英勉の徹底したオタク/サブカル分析が熱い!

高校デビューに失敗し、陰日向にいるスクールカースト最下位にいるオタク(佐野勇斗)。かれは3次元を棄て、2次元に居場所を求めていた。硬い硬いATフィールドで身を守る彼を、中条あやみ扮する美少女・五十嵐色葉 が破壊し、「私のカレシになりなさい!」と言ってくる。「私の奴隷になりなさい」の間違いでは?と思いつつ、渋々付き合うことにする、、、
本作はかつて大根仁が『モテキ』できていたサブカルとエンタメの超融合を魅せてくれる。それでもって、『モテキ』最大の欠点である不細工なキャラクター配置を改善させた。

まず、秀逸なのは、徹底的にコミュ症オタクの生態系を分析しているところ。何故、彼は2次元に逃避するのか?が筒井光が心の友にするアニメキャラの残像との対話で明らかにされる。3次元はコントロールができない、面倒臭い、どうせ傷つくだけだ。彼の独り相撲が赤裸々に現実社会とのコミットの大変さを物語る。映画オタクのブンブン、中高時代陰日向者だったブンブンにとって共感しかない。いかにもパリピでウェイウェイ系にしか見えない英勉からここまでリアルなオタクの心理が語られるとは、正直驚きだ。

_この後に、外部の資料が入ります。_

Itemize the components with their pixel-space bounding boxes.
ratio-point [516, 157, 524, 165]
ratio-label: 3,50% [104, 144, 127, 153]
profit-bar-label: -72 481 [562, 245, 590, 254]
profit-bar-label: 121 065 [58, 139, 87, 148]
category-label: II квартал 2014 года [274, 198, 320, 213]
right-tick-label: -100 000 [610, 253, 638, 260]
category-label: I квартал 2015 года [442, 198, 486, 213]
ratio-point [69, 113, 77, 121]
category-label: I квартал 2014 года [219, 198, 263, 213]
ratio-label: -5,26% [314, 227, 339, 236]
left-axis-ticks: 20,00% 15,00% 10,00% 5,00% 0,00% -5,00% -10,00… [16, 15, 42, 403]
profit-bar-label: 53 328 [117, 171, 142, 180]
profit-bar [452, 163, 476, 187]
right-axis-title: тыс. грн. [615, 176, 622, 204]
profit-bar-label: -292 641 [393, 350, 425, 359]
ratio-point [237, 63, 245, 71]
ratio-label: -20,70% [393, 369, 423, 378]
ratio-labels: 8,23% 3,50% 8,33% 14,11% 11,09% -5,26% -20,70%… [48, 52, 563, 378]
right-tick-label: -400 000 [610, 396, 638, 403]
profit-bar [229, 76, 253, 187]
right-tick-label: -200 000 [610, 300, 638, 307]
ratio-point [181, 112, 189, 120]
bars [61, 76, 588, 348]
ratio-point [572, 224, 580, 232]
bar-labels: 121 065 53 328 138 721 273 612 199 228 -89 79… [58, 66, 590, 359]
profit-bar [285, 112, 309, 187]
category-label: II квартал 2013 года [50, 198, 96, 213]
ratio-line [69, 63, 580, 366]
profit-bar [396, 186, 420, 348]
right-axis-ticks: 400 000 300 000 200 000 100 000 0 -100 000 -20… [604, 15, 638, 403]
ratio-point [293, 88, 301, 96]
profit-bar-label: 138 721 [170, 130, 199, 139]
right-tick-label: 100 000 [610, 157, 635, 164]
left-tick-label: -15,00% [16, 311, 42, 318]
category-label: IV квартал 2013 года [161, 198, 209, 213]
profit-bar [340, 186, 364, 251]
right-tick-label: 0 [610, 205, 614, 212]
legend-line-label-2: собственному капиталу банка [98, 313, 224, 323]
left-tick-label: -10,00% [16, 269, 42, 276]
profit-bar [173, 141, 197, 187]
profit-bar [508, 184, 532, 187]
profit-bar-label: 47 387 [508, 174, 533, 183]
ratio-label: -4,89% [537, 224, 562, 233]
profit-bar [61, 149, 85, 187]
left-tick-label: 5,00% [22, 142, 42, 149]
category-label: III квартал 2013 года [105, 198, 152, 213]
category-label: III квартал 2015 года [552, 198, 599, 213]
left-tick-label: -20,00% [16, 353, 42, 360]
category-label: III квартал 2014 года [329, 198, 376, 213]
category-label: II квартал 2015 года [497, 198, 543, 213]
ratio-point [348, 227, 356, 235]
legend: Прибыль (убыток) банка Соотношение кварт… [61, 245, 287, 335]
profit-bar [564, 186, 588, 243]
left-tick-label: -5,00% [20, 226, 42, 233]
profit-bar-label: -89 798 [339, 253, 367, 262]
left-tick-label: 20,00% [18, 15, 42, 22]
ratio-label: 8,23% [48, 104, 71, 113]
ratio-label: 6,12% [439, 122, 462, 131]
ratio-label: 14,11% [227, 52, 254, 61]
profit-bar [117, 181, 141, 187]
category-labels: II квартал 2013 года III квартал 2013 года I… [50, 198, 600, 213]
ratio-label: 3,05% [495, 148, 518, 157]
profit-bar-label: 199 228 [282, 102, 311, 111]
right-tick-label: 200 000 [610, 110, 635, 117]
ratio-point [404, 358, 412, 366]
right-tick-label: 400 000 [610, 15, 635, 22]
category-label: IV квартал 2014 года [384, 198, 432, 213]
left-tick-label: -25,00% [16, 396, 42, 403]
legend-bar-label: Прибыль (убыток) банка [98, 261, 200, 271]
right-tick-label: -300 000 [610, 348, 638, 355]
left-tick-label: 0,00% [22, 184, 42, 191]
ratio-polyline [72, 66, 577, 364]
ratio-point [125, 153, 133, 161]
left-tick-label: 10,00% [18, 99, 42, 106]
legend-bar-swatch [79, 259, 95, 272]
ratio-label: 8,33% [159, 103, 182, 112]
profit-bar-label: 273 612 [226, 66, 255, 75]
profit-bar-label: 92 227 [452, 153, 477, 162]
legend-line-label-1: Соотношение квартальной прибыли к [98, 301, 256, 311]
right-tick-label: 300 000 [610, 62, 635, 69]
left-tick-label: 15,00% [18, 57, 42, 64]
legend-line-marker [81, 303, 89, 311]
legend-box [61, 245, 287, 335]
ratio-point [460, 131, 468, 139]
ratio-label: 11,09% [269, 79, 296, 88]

また、オタクは何故早口なのか?というのも本作を観るとよく分かる。オタクは知識が豊富だ。しかし、コミュニケーションは膨大な体力を使う。会話を早く終わらせたい気持ちと、数少ない会話の機会にできるだけ多くの事を盛り込もうとする為早口になってしまうのだ。これも納得がいきます。説得力があります。

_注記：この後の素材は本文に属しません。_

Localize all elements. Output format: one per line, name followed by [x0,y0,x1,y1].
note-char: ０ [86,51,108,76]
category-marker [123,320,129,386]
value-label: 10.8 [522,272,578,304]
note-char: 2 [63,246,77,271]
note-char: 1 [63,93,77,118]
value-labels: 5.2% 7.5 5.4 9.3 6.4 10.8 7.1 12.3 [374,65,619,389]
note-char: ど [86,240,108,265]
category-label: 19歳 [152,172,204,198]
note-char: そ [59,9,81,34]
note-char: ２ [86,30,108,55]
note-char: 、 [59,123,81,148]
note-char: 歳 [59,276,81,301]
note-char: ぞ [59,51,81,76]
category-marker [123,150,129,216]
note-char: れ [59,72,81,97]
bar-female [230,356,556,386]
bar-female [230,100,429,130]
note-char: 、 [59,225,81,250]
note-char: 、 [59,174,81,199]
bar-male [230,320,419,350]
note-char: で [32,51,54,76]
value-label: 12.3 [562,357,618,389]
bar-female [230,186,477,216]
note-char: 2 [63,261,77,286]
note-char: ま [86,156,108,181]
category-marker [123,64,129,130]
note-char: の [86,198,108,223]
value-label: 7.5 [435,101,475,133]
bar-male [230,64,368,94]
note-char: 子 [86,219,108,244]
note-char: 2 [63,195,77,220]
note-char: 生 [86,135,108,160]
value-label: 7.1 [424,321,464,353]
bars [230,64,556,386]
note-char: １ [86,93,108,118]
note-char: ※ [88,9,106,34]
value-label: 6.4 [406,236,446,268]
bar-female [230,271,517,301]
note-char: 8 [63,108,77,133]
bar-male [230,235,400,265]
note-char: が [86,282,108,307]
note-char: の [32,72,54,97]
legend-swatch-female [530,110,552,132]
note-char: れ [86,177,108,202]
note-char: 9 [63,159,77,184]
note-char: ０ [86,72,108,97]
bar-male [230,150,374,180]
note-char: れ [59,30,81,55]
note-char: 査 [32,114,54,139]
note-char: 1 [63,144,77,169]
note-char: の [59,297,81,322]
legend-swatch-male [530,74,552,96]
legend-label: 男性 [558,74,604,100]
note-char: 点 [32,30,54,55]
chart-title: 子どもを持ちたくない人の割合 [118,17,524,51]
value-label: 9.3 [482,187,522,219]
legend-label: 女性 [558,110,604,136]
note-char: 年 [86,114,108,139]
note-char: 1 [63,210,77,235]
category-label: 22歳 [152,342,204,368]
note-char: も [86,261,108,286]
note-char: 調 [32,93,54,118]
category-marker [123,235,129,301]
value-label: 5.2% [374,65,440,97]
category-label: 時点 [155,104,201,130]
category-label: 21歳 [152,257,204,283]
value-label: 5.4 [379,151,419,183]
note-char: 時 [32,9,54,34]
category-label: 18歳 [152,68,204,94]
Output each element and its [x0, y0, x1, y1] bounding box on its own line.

そしてオタクに女子をぶつけたらどうなるかを緻密に描く。それでもって、不器用、白馬の王子様度-5億%の位置から地道に成長し、最後にはこのコミュ症オタクがサイコーにカッコイイイケメン!白馬の王子様しか見えなくなる後光を帯びた存在へと導くのだ。

しきりに筒井の分身であるアニメのキャラクターが語りかける。「2次元はリセットがきくよ」「3次元は面倒なだけだよ」と。これは当然、オタクの心の声だ。逃げたくなる誘惑が包む中、如何にリアルラブの道へ進んでいくか。涙ぐましい苦悩に、世界は違うが映画オタクの私は泣けてきた。

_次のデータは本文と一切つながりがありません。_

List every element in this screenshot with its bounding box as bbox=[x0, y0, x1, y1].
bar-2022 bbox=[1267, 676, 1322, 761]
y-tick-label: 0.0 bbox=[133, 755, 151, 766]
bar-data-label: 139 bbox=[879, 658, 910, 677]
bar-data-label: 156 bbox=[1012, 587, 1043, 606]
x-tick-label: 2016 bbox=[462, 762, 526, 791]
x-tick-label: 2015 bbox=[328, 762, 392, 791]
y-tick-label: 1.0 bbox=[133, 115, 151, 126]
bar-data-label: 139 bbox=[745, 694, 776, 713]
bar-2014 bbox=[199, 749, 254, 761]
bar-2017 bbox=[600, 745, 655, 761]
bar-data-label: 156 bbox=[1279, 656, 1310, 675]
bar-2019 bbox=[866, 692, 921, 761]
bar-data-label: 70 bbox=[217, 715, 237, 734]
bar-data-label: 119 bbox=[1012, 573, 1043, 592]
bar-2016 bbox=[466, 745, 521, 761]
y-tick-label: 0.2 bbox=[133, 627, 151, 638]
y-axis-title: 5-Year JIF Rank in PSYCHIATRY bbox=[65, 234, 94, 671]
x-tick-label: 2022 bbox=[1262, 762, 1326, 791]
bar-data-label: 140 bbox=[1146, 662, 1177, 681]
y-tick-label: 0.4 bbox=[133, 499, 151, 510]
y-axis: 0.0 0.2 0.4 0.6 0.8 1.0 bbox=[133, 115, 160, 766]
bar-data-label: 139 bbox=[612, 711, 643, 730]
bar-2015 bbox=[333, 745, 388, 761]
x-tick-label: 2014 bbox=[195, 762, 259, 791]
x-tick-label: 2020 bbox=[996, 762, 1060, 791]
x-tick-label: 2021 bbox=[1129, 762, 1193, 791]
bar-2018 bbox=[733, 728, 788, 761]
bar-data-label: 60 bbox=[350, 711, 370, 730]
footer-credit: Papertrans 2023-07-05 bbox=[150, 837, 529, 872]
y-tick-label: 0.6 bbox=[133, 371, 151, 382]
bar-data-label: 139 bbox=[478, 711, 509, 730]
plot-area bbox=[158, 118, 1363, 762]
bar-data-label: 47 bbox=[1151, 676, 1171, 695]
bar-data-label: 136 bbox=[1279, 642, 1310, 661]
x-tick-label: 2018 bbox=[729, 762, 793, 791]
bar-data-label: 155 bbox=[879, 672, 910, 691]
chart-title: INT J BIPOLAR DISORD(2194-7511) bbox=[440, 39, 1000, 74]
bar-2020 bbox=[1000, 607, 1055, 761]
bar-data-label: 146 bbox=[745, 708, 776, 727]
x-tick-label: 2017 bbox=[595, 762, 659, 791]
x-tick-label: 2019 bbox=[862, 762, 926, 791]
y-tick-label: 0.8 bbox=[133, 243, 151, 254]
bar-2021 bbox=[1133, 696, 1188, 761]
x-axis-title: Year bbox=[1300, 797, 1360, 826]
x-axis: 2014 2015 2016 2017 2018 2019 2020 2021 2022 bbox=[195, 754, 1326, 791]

そして、英勉はバツグンのコメディセンスで、笑いに包む。オタクに取ってデートは、ミッション。そのぎこちなさを魅力的に描き、一つ一つのギャグが本気で腹筋を崩壊させにかかる。また、恋の三角関係?いやいや、もっとハードに行こうぜ!と複雑怪奇な恋愛スパゲティを仕掛ける。そこには緊迫感がある。しかも、こんなギャグだらけの空間に、『ちはやふる』風の傑作館漂う音楽を仕掛けてくる。そう音楽担当は『ちはやふる』の横山克だった。

英勉監督は、やはり今最強のキラキラ青春映画監督だ。彼は『ちはやふる 結び

』の意識高い後輩役で注目された、佐野勇斗を『ヒロイン失格』の桐谷美玲や『未成年だけどコドモじゃない』の平祐奈級のコメディエンヌ仕立て上げた(男なのに!)。ついでにVシネマの帝王・竹内力を最強の爆笑増強剤として輝かせた。ひょっとすると『魔法少女 俺』を傑作実写映画にできるのは福田雄一でも月川翔でもなく、英勉なのかもしれません。

ブンブン大満足でした。

P.S.3D上映はなかったよw

コード・ブルー

』の件もあるので『3D彼女リアルガール3D上映』や『3D彼女リアルガールMX4D上映』があるのではと期待したのですが、ありませんでした…

↑主題歌は西野カナ『Bedtime Story』。個人的に『トリセツ』の方が映画に合っている気がした。